Alessandro Florenzi, terzino della Roma, ha parlato a Sky Sport al termine della sfida contro l'Inter.
"Quando ho iniziato a giocare con la Roma, certe partite le giocavo 4-5 giorni prima poi con il tempo sono riuscito a gestirle e a lasciare fuori le pressioni e le chiacchiere fuori dallo spogliatoio. Ogni giocatore dovrebbe isolarsi ma non solo a Roma, ci sono piazze molto calde in Italia".
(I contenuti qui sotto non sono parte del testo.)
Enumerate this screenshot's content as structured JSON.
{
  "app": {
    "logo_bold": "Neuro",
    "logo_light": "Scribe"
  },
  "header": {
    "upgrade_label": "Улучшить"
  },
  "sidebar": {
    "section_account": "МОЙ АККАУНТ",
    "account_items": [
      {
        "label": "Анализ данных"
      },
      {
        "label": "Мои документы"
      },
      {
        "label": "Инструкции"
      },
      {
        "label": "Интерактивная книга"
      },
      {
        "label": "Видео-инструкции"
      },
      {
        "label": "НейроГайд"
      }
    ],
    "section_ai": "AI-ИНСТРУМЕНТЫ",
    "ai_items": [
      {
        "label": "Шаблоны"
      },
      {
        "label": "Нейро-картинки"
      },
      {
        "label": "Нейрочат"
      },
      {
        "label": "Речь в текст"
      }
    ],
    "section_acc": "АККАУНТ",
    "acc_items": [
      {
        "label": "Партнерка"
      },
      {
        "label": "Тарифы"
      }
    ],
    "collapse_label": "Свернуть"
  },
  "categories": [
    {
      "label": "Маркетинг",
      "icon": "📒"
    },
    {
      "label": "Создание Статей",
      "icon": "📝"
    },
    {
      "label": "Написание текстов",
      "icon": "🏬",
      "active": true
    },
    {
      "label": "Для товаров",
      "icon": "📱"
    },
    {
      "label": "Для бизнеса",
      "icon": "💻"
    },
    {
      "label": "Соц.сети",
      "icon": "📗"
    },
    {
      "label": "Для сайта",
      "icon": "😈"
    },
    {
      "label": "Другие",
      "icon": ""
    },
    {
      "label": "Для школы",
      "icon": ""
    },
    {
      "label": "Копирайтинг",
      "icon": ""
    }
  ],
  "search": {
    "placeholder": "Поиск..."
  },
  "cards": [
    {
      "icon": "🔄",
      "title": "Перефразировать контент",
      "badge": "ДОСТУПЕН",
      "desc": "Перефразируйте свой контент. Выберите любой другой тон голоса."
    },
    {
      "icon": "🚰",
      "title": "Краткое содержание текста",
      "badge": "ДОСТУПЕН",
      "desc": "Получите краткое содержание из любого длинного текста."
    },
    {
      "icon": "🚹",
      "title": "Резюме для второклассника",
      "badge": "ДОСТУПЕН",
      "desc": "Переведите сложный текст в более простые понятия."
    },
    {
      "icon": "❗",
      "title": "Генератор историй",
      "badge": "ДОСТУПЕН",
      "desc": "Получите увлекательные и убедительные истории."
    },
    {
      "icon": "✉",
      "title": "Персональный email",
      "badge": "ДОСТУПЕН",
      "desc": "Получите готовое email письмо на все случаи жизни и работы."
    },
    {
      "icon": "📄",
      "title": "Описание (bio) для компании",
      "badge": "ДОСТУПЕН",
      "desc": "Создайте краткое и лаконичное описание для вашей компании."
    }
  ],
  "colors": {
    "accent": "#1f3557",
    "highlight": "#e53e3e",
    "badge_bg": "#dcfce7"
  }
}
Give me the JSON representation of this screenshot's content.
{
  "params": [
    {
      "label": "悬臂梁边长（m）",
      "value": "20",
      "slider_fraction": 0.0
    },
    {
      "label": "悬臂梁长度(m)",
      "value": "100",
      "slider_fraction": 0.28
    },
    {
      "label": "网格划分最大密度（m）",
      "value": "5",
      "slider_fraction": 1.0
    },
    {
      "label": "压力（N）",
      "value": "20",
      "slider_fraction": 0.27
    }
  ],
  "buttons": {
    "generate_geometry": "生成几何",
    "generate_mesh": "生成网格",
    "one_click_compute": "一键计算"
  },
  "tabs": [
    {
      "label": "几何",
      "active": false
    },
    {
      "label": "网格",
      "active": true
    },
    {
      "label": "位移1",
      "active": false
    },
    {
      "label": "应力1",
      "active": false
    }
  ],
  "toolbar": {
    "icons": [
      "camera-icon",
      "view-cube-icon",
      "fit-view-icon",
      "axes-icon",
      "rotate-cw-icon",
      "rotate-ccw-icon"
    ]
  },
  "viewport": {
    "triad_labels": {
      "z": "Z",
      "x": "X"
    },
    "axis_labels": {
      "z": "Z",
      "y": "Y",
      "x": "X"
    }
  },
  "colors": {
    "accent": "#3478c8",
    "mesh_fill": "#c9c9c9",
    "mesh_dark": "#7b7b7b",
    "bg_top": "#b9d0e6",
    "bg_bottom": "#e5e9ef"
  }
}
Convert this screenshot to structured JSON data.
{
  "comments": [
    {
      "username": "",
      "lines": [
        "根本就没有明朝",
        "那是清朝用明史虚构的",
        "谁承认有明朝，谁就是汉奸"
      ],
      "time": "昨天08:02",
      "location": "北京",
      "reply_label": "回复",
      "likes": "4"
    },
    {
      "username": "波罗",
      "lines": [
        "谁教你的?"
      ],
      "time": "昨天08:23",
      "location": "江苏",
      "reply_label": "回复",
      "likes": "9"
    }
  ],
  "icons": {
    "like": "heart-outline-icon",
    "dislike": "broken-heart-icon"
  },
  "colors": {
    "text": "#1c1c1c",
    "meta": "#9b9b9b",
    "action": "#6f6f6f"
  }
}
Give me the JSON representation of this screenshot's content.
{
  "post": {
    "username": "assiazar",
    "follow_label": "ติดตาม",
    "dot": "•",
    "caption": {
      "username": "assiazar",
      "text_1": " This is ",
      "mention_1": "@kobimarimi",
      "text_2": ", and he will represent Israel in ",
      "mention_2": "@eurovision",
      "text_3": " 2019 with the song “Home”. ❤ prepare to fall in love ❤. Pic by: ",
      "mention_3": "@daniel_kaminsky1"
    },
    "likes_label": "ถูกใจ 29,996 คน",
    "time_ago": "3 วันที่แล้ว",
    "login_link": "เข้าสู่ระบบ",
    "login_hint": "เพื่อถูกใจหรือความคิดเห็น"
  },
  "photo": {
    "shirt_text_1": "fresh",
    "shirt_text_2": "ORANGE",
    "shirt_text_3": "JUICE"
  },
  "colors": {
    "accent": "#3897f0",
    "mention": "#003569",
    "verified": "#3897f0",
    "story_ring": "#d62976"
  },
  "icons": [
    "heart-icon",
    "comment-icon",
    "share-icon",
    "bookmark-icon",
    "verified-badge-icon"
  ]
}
La Roma è tornata squadra: "Da una parte sì, ma anche prima lo eravamo, avevamo solo perso la carreggiata centrale di quello che era il nostro obiettivo. Ci siamo rimessi in carreggiata e oggi era l'inizio dell'ultima curva per il rush finale e dobbiamo dare tutto come abbiamo fatto stasera. Abbiamo fatto un buon primo tempo e il risultato è giusto"
La corsa Champions dopo questa giornata: "Fin quando la matematica non darà il suo giudizio, siamo tutti dentro. Ci saranno ancora tante partite che daranno tanti punti a tante squadre. Possiamo fare meglio e dalla prossima daremo il 120% per questa maglia".
Cosa vi chiede Ranieri? "Ci vuole tempo per portare la propria filosofia di gioco. Faccio un esempio: se oggi fossimo stati qui con mister Di Francesco, avremmo cercato di prenderli alti in tutte le fasi di gioco e avremmo fatto un pressing diverso. Con il mister abbiamo una filosofia diversa, c'è un castello da proteggere dove non deve entrare nessuno e dove tutti devono proteggerlo".
Il ruolo di terzino: "Lo rifarei 100 volte. Io dentro il campo ci morirei e non è un problema. Dall'1 all'11 vanno bene tutti. Giocare dietro mi piace e penso possa esaltare le mie qualità".
Corriamo così poco in Italia? "Penso che ci sia una grande differenza tra correre poco e correre bene, se corri bene la partita la vinci".